Follow the perturbed leader and other such randomized online learning algorithms have enjoyed success especially due to their computational efficiency and simple form. However the specific problems for which such perturbation based algorithms have been previously provided and their analysis have been rather case specific and fail to shed light on the general idea behind why such algorithms should work in general. In this talk I shall describe generalized conditions under which one can develop randomized algorithms based on perturbations for online learning problems. Under this general condition I shall describe a generic recipe for developing randomized algorithms for online algorithms. We shall see how the follow the perturbed leader algorithm for online linear optimization is in fact a special case of an algorithm that can be developed from the generic recipe. Through the methodology we shall also see how whenever online learning and statistical learning rates match one can expect to design perturbation based algorithms. Going well beyond online linear optimization we shall also see how one can derive perturbation based algorithms from the recipe for several new online learning problems like online matrix completion, time series prediction models, online link classification etc.

In this talk, we explore feature noising schemes such as dropout training. We show that under a local approximation, feature noising is equivalent to a regularizer that favors predictions which are both (i) confident under the model and (ii) stable under feature noise. We show how our methods can be extended to structured prediction and semi-supervised learning, yielding improved accuracies on several NLP tasks. We conclude with some preliminary analysis of the generalization properties of dropout training. Joint work with Stefan Wager, Sida Wang, Mengqiu Wang, Chris Manning.

The PAC-Bayesian theorem governs the generalization error of a model-perturbation predictor — a predictor based on a stochastic draw of model parameters. Although model perturbation is central to PAC-Bayesian theory, PAC-Bayesian theory does not use model perturbation directly to model conditional density. A PAC-Bayesian consistency theorem typically has the perturbation size go to zero as the amount of training data goes to infinity even if the true conditional distribution of label given input is broadly distributed. This talk will compare and contrast the two motivations for model perturbation — generalizations bounds and conditional density modeling — and consider the extent to which these motivations reinforce each other.

We address the problem of efficiently obtaining pixel-accurate boundaries for objects in images using an interactive framework and MAP inference.

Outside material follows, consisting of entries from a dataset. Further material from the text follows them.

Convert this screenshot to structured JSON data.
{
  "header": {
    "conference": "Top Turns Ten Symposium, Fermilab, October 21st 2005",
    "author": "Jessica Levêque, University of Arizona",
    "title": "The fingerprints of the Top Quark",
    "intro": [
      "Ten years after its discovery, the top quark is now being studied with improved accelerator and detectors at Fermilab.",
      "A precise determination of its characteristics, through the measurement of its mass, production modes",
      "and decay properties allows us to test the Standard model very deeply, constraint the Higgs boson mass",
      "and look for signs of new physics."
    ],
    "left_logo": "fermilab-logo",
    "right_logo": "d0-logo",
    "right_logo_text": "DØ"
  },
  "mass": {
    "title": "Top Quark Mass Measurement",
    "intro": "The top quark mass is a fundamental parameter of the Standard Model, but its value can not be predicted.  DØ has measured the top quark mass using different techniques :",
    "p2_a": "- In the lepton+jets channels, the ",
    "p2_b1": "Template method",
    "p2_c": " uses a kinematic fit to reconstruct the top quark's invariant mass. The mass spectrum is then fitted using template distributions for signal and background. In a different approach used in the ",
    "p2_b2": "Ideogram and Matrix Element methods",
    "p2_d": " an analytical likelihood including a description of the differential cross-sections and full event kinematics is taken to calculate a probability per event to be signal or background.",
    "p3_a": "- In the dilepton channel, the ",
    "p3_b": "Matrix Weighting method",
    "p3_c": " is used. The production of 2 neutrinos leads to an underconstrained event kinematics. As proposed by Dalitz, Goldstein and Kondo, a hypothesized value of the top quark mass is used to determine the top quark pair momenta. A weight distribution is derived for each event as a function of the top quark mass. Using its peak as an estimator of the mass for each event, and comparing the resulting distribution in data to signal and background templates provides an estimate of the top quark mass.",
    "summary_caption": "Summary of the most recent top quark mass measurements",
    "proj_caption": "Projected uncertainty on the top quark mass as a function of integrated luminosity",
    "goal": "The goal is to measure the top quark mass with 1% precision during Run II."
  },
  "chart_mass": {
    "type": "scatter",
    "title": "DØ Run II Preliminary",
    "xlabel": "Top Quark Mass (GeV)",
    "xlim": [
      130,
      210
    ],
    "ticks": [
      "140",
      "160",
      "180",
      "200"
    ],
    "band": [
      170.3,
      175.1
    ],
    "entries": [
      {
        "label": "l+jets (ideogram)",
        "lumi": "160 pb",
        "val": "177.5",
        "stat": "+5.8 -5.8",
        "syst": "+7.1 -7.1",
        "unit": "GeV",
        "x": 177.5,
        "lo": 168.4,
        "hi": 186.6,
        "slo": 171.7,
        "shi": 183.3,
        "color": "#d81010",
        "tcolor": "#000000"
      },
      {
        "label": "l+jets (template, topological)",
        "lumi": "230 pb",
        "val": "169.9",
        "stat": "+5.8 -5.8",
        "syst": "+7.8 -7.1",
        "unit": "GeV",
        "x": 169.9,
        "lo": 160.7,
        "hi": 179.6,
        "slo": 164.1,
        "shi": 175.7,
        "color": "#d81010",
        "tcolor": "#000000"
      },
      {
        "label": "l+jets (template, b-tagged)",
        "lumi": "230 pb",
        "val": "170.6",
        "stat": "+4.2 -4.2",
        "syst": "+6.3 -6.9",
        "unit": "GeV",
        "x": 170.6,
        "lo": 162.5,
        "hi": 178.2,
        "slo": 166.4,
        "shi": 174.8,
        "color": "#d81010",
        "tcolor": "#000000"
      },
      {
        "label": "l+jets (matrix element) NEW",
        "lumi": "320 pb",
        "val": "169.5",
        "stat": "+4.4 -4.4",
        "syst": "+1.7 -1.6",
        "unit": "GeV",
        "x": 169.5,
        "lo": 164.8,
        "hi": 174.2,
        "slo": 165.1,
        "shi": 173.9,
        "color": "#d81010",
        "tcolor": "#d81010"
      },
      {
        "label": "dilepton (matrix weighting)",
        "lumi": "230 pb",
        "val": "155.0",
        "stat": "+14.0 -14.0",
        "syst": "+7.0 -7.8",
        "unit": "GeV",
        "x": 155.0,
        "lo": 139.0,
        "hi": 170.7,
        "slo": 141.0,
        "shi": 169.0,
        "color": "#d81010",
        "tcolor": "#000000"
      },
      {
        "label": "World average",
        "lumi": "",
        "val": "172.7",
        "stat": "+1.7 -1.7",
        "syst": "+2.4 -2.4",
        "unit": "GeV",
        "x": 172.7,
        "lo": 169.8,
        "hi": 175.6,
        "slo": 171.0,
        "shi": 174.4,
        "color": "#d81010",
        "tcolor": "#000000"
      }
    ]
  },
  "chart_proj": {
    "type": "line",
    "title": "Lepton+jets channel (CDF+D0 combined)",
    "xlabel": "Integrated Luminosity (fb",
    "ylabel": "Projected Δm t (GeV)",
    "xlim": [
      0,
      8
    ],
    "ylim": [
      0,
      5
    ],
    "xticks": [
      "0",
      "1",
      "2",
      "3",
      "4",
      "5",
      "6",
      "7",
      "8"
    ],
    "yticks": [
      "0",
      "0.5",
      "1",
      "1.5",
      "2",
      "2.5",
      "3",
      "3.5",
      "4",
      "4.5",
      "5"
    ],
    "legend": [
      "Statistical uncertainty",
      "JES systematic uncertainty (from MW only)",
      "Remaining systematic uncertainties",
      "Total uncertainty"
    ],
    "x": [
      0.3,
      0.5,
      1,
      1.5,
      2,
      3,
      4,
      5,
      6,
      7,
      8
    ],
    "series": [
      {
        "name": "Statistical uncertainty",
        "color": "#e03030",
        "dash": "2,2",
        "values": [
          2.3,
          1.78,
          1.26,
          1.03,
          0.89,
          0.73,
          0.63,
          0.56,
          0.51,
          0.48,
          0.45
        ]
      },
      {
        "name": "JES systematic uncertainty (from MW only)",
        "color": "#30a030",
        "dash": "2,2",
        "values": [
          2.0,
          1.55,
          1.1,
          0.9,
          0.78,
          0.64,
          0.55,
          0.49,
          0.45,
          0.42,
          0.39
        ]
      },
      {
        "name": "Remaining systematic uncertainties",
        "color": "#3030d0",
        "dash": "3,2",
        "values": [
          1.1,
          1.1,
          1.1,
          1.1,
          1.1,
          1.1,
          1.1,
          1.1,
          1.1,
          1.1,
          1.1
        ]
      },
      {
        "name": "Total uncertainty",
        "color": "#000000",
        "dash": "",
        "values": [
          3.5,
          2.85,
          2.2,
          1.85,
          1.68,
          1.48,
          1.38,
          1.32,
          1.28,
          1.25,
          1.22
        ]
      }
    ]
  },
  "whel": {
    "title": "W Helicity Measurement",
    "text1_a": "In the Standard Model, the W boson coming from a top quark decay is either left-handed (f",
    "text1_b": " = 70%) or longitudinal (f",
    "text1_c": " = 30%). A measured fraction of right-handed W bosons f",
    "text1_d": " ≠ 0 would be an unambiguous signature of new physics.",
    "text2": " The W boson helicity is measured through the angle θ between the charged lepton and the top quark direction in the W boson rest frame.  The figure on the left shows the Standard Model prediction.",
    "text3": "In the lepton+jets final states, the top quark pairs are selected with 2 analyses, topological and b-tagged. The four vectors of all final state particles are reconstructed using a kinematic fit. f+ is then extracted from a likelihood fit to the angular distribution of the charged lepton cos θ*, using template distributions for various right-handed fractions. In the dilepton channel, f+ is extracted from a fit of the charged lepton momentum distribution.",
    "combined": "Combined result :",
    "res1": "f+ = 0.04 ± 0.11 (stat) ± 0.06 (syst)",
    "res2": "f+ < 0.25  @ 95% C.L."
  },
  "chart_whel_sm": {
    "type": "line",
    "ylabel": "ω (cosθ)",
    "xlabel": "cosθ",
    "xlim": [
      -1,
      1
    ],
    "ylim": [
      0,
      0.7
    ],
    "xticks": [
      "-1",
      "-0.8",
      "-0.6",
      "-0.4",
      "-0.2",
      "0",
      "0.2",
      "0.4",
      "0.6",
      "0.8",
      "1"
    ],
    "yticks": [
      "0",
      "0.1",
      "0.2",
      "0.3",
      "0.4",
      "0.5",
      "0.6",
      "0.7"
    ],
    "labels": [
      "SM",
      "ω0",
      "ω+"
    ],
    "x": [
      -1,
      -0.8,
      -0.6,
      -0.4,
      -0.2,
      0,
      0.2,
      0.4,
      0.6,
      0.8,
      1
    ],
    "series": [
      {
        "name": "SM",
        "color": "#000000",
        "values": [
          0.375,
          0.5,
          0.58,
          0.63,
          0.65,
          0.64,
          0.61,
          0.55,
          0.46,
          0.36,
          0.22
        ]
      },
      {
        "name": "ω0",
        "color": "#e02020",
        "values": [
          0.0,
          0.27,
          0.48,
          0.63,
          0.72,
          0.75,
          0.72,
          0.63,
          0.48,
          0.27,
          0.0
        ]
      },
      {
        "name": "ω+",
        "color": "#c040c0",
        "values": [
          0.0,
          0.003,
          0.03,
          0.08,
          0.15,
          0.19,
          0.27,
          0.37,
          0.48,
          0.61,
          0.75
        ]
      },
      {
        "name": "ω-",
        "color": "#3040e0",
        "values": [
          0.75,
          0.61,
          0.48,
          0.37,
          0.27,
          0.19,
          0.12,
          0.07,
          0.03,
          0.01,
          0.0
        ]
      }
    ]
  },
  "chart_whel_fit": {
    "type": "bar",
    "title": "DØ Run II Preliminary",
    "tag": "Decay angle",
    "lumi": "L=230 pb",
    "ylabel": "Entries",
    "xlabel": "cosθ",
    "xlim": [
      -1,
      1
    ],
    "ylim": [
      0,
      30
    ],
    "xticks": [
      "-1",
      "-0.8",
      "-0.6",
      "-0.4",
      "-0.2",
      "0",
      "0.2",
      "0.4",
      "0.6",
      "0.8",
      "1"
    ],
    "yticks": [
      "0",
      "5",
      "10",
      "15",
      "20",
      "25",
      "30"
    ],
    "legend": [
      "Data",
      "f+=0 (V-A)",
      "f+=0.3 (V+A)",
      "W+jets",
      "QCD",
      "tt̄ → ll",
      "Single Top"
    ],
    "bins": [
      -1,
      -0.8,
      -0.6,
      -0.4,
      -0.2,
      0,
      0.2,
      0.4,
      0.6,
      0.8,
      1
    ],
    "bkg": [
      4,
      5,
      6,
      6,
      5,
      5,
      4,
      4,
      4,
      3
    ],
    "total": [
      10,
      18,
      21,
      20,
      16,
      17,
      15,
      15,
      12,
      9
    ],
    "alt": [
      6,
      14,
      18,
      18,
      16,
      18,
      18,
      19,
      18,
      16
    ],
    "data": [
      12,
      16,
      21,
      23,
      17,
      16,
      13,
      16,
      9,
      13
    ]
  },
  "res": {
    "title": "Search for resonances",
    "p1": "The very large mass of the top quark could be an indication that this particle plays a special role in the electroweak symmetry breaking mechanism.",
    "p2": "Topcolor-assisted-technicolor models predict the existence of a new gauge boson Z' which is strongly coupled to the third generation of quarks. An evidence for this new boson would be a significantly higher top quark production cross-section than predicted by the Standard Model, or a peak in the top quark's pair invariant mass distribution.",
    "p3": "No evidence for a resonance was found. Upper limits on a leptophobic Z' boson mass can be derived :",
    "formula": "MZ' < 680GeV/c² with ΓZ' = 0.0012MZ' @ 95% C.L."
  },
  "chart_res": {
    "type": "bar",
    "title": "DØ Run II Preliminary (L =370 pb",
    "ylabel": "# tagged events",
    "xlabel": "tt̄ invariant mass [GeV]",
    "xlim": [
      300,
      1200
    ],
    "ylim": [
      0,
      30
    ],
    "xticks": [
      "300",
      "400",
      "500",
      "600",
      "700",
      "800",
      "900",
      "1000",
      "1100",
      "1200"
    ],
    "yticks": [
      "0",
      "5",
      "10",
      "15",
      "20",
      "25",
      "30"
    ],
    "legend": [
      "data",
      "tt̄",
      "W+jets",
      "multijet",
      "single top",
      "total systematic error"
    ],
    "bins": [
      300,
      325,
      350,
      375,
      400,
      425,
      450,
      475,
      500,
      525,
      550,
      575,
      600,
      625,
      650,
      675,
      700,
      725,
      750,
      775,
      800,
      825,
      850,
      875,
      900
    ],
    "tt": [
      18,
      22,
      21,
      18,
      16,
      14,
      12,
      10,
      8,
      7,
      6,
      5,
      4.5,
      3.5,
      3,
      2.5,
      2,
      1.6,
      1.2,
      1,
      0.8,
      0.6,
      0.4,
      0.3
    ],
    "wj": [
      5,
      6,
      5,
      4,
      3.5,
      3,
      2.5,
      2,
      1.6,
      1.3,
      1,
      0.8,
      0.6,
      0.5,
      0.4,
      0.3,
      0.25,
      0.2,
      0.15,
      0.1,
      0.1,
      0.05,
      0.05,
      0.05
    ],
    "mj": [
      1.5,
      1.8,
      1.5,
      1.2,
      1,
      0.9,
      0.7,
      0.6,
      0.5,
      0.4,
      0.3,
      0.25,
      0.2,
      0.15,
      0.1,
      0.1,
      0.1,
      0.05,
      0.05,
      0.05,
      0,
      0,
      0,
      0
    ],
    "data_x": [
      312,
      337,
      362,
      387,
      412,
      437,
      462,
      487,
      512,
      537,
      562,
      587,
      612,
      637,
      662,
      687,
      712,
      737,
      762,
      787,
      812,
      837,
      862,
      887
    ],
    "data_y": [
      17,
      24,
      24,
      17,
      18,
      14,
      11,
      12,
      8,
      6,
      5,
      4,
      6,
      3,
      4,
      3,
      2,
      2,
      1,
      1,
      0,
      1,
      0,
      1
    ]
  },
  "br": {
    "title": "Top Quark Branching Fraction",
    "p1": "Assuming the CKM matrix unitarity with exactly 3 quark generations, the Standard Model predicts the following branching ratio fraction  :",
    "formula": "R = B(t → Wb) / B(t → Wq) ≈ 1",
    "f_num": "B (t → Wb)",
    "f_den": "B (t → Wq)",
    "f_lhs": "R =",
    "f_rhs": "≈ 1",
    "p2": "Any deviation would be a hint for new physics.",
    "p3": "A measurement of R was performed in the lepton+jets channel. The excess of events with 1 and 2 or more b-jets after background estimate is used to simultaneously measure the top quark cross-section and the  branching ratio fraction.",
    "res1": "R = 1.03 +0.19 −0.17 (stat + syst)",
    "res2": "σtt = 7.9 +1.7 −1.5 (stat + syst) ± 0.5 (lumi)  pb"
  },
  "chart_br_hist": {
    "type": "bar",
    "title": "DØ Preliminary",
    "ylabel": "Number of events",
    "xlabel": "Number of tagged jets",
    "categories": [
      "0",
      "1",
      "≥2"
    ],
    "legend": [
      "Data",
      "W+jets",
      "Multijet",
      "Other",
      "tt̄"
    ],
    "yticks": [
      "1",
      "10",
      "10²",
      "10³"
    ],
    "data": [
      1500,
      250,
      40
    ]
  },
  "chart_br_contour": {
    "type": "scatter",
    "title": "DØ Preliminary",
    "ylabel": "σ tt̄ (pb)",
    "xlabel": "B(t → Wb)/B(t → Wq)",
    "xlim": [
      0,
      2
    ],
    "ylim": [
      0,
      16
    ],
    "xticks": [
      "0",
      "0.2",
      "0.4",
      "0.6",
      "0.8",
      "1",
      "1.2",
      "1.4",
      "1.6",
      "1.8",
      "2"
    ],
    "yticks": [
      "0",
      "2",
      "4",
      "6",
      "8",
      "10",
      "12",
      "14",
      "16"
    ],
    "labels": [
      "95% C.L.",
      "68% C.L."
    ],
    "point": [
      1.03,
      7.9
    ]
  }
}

For this purpose we develop new bounds to the entropy function that are based on the expected amount of perturbations to the potential functions that do not change MAP decisions. By reasoning about the boundary of MAP decisions we actively select regions for further refinement in a multi-scale manner that increase the annotation certainty at minimal cost. We empirically show that our framework achieves accurate annotations much faster than traditional tools.